Estimate Player Stat Ratings Using Bayesian Conjugate Priors
Source:R/stat_ratings.R
estimate_player_stat_ratings.RdFor each player, estimates "true stat rating" at a reference date using all prior matches. Uses conjugate Bayesian updating with exponential time decay.
Usage
estimate_player_stat_ratings(
stat_data,
ref_date = NULL,
params = NULL,
stat_defs = NULL,
compute_ci = TRUE
)Arguments
- stat_data
data.table from
prepare_stat_rating_data.- ref_date
Date to estimate ratings as of. Only matches before this date are used. If NULL, uses one day after the latest match.
- params
Named list from
default_stat_rating_params.- stat_defs
data.frame from
stat_rating_definitions.- compute_ci
Logical.
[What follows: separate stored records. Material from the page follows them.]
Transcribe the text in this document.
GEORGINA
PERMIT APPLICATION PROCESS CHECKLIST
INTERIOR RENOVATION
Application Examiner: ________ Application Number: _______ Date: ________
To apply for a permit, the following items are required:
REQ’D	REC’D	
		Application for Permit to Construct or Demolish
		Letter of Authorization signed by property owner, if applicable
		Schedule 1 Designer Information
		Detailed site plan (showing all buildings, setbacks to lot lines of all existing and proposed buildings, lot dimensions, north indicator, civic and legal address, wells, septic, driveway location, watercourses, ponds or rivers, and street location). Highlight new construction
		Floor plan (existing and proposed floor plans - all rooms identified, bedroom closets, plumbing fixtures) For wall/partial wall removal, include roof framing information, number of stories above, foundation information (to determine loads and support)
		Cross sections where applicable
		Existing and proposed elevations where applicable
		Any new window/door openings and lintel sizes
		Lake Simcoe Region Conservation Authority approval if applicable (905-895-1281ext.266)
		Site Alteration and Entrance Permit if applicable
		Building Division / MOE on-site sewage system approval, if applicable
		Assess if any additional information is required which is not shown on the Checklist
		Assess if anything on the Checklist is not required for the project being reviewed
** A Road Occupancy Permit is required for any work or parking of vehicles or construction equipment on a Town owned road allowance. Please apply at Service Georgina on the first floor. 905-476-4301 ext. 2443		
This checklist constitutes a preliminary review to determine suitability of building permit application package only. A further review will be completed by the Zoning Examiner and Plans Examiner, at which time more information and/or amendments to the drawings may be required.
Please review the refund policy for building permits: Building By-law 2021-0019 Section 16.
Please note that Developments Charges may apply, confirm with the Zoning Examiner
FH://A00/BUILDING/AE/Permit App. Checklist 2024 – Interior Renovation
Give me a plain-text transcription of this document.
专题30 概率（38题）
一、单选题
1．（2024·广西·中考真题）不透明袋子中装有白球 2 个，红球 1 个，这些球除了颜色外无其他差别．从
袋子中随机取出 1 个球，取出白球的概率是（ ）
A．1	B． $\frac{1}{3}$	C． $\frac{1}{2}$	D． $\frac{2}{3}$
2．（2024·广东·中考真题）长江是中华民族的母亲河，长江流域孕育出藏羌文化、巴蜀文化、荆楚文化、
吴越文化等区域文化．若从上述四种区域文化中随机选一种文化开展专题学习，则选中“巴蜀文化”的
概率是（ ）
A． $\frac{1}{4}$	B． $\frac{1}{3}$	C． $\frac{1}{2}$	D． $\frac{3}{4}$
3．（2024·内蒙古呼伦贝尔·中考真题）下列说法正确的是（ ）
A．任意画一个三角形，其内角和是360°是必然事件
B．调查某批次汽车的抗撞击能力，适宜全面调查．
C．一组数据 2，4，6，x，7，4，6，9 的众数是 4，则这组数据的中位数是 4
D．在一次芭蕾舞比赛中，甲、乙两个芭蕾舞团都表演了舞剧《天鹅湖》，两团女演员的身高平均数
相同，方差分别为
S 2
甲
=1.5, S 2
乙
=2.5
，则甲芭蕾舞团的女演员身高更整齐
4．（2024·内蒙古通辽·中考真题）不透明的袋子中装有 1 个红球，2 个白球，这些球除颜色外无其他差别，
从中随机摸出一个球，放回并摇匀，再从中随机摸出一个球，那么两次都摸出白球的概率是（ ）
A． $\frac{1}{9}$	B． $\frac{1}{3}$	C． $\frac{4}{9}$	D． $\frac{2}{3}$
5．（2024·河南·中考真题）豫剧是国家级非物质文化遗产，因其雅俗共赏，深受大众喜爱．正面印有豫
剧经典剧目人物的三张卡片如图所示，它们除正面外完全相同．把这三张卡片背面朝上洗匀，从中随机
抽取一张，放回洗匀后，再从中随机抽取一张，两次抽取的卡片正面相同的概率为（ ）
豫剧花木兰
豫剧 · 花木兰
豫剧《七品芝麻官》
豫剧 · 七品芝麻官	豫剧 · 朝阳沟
If TRUE (default), compute credible intervals.
Value
data.table with one row per player containing:
player_id, role_group, n_matches, wt_matches,
ref_date, and for each stat: {stat}_rating,
{stat}_rating_lower, {stat}_rating_upper.
Details
Rate stats (per-ball): Gamma-Poisson model. Raw event counts
are decay-weighted; the Gamma prior is centered on the role mean with
strength controlled by prior_strength. Posterior mean gives the
estimated per-ball rate.
Efficiency stats (proportions): Beta-Binomial model. Successes
and attempts are decay-weighted; the Beta prior is centered on the
role mean with strength controlled by prior_strength.